This article is part of my Smartphone and Tablet Buying Guide. Make sure to read that article first for an overview of my recommendations.
At this point, the only real competition to Apple’s iPhone and iPad are devices that run Google’s Android operating system (also commonly referred to as “Droid” devices, although that actually refers to the brand-name of the Motorola-manufactured Android phones). Android-based smartphones are selling well, with certain statistics even showing them outselling iPhones in certain markets (although they generally count free and half-price phones in their figures, where Apple has never given away iPhones). However, for their relative popularity, Android devices are fraught with peril for the unwary customer. Because of the complexity of explaining this in detail, I have prepared a supporting article. But if you aren’t interested in reading all the details, I can sum it up this way:
- There are too many Android devices resulting in little feature standardization among the devices, making choosing a device difficult.
- Many Android devices are made with cheap materials and are poorly constructed.

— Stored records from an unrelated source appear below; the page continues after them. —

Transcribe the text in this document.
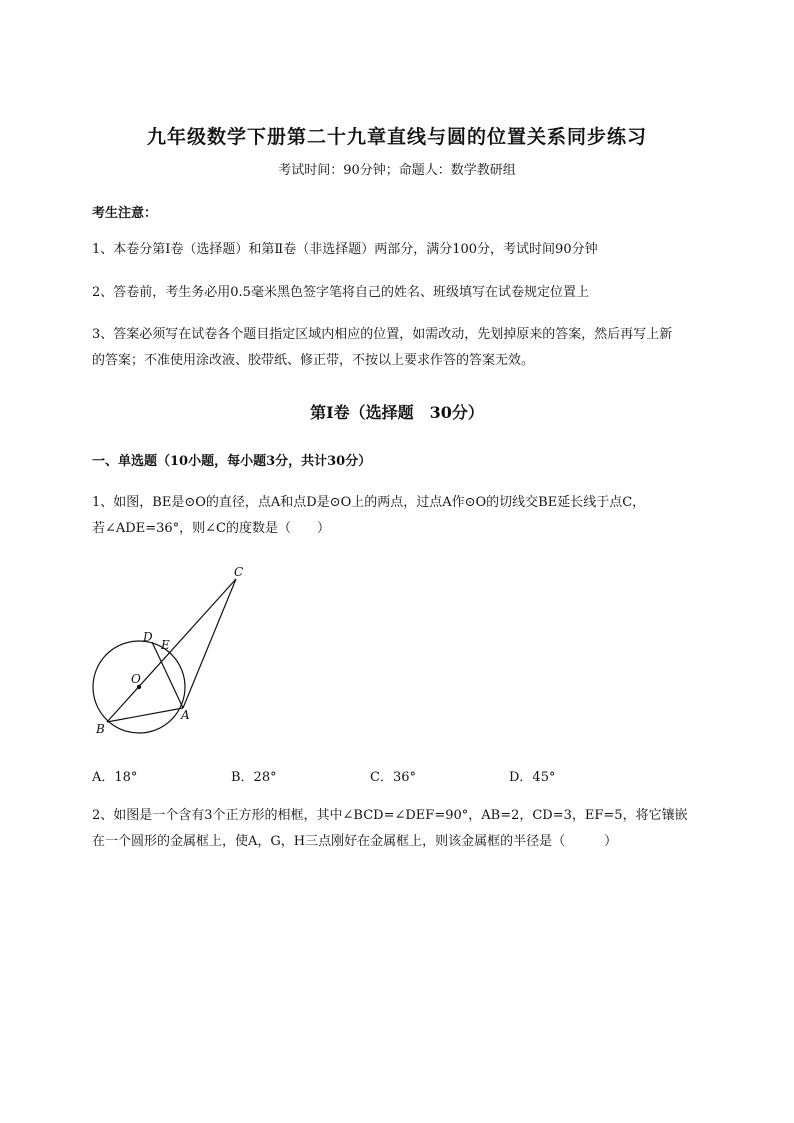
九年级数学下册第二十九章直线与圆的位置关系同步练习
考试时间：90分钟；命题人：数学教研组
考生注意：
1、本卷分第Ⅰ卷（选择题）和第Ⅱ卷（非选择题）两部分，满分100分，考试时间90分钟
2、答卷前，考生务必用0.5毫米黑色签字笔将自己的姓名、班级填写在试卷规定位置上
3、答案必须写在试卷各个题目指定区域内相应的位置，如需改动，先划掉原来的答案，然后再写上新
的答案；不准使用涂改液、胶带纸、修正带，不按以上要求作答的答案无效。
第Ⅰ卷（选择题　30分）
一、单选题（10小题，每小题3分，共计30分）
1、如图，BE是⊙O的直径，点A和点D是⊙O上的两点，过点A作⊙O的切线交BE延长线于点C，
若∠ADE=36°，则∠C的度数是（　　）
C
D
E
O
A
B
A．18°	B．28°	C．36°	D．45°
2、如图是一个含有3个正方形的相框，其中∠BCD=∠DEF=90°，AB=2，CD=3，EF=5，将它镶嵌
在一个圆形的金属框上，使A，G，H三点刚好在金属框上，则该金属框的半径是（　　　）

- There is not a unified operating system standard among Android devices, resulting in a fragmented market for app development, causing consumer confusion over which device may support certain features or apps.
- Android devices can get malware.
- Android devices are not as easy-to-use as Apple devices, nor have the quality or selection of apps available.
- The support for a particular phone may be poor, as it is up to each device manufacturer and wireless carrier to support it. Google does not do consumer support of any Android phone.
- Google’s recent purchase of Motorola throws their relationships with their current hardware partners into a state of chaos. Will current Android hardware partners be in the Android business next year? Will their current phones be orphaned?
So if you’d like to read the details, click on to my supporting article (article coming soon … stay tuned). But otherwise, just from the summary above, it’s hard to recommend an Android-based phone or tablet. Based in a large part on the mostly poor feedback I get from Android phone owners, I honestly believe they are selling as well as they are because many people’s wireless carriers do not yet have the iPhone. Time will tell as the iPhone becomes available on other carriers.